The primary impact of this finding is Account Takeover, which could allow an attacker to gain full control over a victim’s account.
The Signal
As context, before we explored XSS on Android, @lamsyah had already discovered an unauthenticated XSS on https://subdomain.target.com (a domain explicitly trusted by the target APK).

Instead of stopping there, we pushed the analysis further.
In this case, we observed the following conditions in the APK:
- The target is an Android application that uses a WebView
- A deep link is implemented and passes a URL parameter directly into loadUrl
- JavaScript is enabled within the WebView
- The application exposes native functionality to JavaScript via addJavascriptInterface
XSS Payload
What do you think if I drop this?

From what you can see, this deep link directly loads an external website. What makes this interesting is that the deep link is not fully open, it only allows domains under “target.com”.
What is inside https://subdomain.target.com/xssed-page?

As we can see, the page where we injected the XSS payload looks roughly like the screenshot above. Instead of accessing document.cookie (as usual), we’re calling window.CustomJSBridge.
- Is window.CustomJSBridge something common? Definitely not.
- So how did you discover it? Let’s dig deeper.
Static Analysis (APK)
Before crafting the XSS payload, we first needed to perform reverse engineering on the APK. Yes, the most boring part, opening JADX (Dex to Java Decompiler).
The following snippet shows the class used by the deep link.

What does addJavascriptInterface do?
It exposes native Android methods to JavaScript, allowing web content loaded in a WebView to directly call native code.
Next, we need to see what “methods” are implemented in CustomJSBridge.

What caught our attention is the withCredential() method, which retrieves the token from Android storage to use when opening the WebView.
At this point, we already knew what needed to be called. The XSS payload wasn’t something random, it followed what already existed in the APK.
Execution
After all the analysis is done, it’s time to execute.

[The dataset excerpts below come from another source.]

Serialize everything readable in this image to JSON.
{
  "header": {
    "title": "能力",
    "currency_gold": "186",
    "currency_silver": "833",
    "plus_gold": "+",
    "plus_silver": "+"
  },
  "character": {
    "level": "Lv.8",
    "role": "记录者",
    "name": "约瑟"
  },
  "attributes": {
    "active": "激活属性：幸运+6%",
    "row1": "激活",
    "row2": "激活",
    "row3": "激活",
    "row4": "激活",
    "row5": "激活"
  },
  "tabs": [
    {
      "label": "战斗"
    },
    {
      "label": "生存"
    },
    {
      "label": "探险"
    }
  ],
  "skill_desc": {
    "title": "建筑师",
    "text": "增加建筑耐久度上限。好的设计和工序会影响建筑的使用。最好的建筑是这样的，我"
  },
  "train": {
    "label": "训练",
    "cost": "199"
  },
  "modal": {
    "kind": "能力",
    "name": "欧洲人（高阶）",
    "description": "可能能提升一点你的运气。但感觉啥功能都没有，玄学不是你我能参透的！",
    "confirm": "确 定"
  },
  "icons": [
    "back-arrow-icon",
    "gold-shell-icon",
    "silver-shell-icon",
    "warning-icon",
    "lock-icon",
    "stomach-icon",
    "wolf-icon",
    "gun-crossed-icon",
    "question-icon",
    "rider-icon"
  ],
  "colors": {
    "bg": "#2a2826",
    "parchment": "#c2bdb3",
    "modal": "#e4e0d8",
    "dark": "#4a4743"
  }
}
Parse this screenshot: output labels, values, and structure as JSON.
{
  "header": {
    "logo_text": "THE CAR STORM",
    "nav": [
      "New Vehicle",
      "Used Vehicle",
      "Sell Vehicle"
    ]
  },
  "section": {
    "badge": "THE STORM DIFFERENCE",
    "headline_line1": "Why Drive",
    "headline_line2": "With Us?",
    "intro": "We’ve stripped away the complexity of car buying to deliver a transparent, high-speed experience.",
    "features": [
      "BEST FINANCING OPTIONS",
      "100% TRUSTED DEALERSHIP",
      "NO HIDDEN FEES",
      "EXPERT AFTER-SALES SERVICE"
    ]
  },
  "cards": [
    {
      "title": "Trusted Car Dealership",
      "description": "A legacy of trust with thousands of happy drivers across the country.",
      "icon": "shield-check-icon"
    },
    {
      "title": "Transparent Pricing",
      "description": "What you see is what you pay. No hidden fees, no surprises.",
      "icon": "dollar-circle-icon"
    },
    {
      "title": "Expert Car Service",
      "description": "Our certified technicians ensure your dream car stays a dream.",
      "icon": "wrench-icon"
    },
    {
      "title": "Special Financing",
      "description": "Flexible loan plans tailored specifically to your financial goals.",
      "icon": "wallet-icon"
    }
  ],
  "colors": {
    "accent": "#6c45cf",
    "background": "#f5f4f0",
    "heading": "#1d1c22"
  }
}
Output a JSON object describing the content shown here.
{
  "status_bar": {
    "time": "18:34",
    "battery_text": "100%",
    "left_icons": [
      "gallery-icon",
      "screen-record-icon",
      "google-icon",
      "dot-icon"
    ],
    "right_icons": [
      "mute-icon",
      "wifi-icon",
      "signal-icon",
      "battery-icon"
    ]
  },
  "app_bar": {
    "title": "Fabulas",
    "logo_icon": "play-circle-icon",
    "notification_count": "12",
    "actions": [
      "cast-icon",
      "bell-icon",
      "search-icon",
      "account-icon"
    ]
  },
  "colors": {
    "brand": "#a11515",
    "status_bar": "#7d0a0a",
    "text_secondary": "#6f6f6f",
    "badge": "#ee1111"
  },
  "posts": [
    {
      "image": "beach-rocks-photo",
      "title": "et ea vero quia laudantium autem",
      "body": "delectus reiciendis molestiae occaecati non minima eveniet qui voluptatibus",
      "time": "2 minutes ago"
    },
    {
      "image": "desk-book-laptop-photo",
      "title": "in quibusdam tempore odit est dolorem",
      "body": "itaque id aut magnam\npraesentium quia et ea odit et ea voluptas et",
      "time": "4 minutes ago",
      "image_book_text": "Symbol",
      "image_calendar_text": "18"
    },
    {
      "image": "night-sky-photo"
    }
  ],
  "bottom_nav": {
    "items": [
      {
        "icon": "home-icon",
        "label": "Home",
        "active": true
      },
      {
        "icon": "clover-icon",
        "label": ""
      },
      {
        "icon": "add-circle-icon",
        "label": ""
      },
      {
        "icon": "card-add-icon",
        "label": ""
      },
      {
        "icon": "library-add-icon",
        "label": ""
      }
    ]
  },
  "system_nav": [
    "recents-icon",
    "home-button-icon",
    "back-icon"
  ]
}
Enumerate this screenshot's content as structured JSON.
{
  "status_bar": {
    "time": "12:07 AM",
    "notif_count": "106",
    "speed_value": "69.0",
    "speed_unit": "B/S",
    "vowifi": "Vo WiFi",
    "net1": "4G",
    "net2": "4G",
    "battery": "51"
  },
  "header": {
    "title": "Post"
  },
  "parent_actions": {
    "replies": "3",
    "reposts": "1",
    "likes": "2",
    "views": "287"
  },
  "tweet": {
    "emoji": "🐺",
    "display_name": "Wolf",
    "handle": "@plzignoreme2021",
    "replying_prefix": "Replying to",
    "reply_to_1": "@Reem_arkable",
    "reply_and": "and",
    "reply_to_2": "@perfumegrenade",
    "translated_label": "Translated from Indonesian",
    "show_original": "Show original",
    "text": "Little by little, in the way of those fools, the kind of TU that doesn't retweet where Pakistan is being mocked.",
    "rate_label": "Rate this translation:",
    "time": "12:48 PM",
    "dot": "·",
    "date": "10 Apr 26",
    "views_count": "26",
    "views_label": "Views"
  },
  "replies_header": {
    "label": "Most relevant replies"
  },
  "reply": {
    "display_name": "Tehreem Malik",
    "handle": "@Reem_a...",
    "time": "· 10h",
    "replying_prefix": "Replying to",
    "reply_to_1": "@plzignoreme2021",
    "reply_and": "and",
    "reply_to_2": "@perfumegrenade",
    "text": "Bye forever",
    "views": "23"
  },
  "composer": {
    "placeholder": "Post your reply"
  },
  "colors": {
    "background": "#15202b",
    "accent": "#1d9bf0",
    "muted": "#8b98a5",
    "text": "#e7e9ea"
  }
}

For learning purposes, this isn’t a 100% real PoC, just a simulated setup.
And boom!


Summary
XSS doesn’t stop at the browser.
Once an Android application renders HTML, enables JavaScript, and exposes native methods through addJavascriptInterface, it becomes part of the web threat model (whether developers realize it or not).
In this case, a trusted subdomain, a permissive deep link, and an exposed native bridge were enough to turn a simple XSS into an Account Takeover scenario.